Lows: Wrong. “Magnum P.I.” is a derivative, unimaginative mess that’s an insult to its source material. This might just be the worst TV reboot I’ve seen and could very well lead to the end of the trend.
Everything about the characters, its premise and its location makes rebooting it a no-brainer. I was a fan of the original series, so I was thrilled when a new iteration was announced. We’re all victims of our own nostalgia. As Billy Joel said, “The good old days weren’t always good.”
Have you recently seen a show from the ’70s or ’80s? They’re a tough watch, which is one reason we have so many reboots. I wanted so badly for this series to work that I watched it four times. Then I watched it with my wife, then my sister, to make sure I wasn’t letting my nostalgia for the original blind my perspective. I wasn’t. This show is just dreadful.
The problem starts at the top, with Thomas Sullivan Magnum himself. I’ve enjoyed Jay Hernandez’s work in a number of other features, but the way his character is constructed turns Magnum into a two-dimensional cliche.
New Magnum’s backstory mirrors the original character’s. Thomas is still a retired Navy officer and a die-hard Detroit Tigers fan, but that’s where any similarities end. The original Magnum had a Peter Pan quality. He lived in someone else’s mansion, drove a Ferrari he didn’t own, leeched off his friends and avoided responsibility. Yet somehow he was endearing. This version of Magnum comes across as an entitled dude-bro, whose only skills appear to be destroying cars and talking in monotone voiceovers. This Thomas Magnum has no charisma.
Making the series even less relatable are his relationships with his three closest allies — Rick, TC and Higgins. The pilot spends no time properly illustrating the bond that war vets would have. TC and Rick are simply guys with guns who show up whenever Magnum needs them.

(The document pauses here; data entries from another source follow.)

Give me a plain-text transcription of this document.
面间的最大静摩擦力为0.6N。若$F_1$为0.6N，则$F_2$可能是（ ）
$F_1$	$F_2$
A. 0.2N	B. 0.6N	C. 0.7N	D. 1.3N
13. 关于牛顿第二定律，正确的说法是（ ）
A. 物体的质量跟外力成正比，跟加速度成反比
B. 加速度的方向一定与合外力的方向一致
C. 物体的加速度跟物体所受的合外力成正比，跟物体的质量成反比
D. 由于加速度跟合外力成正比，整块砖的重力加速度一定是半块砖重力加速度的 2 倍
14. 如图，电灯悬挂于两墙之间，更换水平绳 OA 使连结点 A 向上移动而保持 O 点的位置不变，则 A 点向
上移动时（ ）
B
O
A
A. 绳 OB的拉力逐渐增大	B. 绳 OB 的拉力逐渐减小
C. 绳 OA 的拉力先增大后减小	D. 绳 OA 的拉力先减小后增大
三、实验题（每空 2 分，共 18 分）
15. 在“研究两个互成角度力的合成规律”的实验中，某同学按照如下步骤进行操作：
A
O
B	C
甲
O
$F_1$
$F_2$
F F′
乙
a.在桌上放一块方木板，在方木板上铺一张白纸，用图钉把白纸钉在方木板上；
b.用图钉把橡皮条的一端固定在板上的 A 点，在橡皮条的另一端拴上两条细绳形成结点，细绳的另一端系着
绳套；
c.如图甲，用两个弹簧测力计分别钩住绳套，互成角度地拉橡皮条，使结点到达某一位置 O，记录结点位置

Even more problematic is the character of Higgins.
Jonathan Quail Higgins III is now Juliet Higgins, a disavowed and very attractive MI6 agent. She does yoga in skimpy outfits, beats up thugs, hates Magnum one minute, then goes out of her way to help him the next. The mentor/mentee, love/hate relationship between Magnum and Higgins is out and has been replaced with a Captain Obvious-level love interest.
Grade: (F): The original “Magnum P.I.” was one of the few shows I watched with my father, a Vietnam vet. He enjoyed its light-hearted nature, but it was also the rare TV series that genuinely looked at veterans post-war experience and its lasting impact. The pilot for the new Magnum, full of explosions, car chases and frivolous relationships, is kitsch designed for mass appeal. It shares nothing with its predecessor because it has no heart. This show is “Magnum P.I.” in name only, which is a shame.